Elogio del tegame

Chi ci conosce un po’ lo sa. Noi toscani prendiamo in giro tutti. Anzi, s’offende proprio senza pietà, s’infila il dito nella piaga senza ritegno e si va a scavare meschinamente nelle debolezze altrui esponendole al pubblico ludibrio.

Non ti sai difendere? Fatti tua, o bere o affogare.
Io, per esempio, che la risposta pronta ‘un l’ho mai avuta, ho sviluppato una certa tendenza ad affogare con stile.

Ma che c’entra, questo, direte voi, con i tegami? Niente. Ma anche tutto.

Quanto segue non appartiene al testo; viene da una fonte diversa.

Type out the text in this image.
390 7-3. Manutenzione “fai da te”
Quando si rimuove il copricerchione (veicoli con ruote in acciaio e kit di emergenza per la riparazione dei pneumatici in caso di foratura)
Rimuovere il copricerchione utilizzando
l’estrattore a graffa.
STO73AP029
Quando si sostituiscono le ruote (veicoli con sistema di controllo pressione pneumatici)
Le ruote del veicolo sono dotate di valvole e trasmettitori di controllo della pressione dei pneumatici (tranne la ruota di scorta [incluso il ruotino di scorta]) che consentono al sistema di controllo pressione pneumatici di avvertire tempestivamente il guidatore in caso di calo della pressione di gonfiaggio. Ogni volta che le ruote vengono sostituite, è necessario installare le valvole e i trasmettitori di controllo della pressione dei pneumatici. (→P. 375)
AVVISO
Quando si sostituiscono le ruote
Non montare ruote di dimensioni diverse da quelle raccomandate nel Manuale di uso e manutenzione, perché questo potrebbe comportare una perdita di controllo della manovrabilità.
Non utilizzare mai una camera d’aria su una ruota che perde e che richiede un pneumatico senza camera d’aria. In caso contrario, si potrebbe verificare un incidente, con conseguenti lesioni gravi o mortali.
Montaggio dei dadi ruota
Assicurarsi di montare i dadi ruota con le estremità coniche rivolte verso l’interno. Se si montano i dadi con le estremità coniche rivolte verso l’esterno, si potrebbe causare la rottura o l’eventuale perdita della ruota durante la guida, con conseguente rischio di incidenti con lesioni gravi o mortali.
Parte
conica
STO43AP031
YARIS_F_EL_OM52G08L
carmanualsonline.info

Perché l’altra caratteristica che ci abbiamo noi è quella di usare termini generici e apparentemente innocui per offendere. Così a migliorare la situazione c’è anche il brivido dello straniero che ‘un capisce.
E, giusto per rendere le cose ancor più interessanti, gli stessi termini “travisati” hanno sfumature diverse a seconda della provincia.

E tutto questo per spiegare, contestualizzando, la questione del “tegame” e di Celeste a cui avevamo accennato nel post successivo all’Internet Festival.

Il tegame, immagino siam tutti d’accordo, è, citando Treccani,

“Recipiente da cucina, rotondo, a fondo piatto con sponde non molto alte (dritte o un poco svasate), con un solo manico sporgente e allungato o con due manici ad ansa”

Ma in Toscana, o almeno qui a Pisa, il tegame è anche una signorina dedita al mercificio del proprio corpo.
E, per estensione, sempre a Pisa, il tegame è anche la persona che ti lusinga per ottenere qualche cosa. Per farvi capire quanto possa essere offensivo e allo stesso tempo innocuo dare del tegame a qualcuno: il mi’ figliolo è un tegame; soprattutto in pasticceria.

E quindi ecco perché anche la Cele è un tegame. Nella seconda accezione pisana del termine, ovviamente. La prima volta che gliel’ho detto mi ha guardato storto (sempre per il discorso delle sfumature provinciali). Poi ho spiegato e pare che la signora abbia capito e che le sia garbato talmente tanto che ormai essa stessa si definisce un “gran tegame”. O forse è il suo modo di “annegare con stile”, ma non credo, lei è il tipo da risposta pronta.

Quindi, per concludere, sennò non mi cheto più. Se non siete ancora perfettamente certi del motivo per cui la Cele è un tegame - lavorativamente parlando - ve lo faccio vedere.

La signora fa questo:

Ma, essendo fiorentina (e non ameri’ana), simpatica e bella, lo fa con mooooolto più stile. O provate un po’ a dire ir contrario!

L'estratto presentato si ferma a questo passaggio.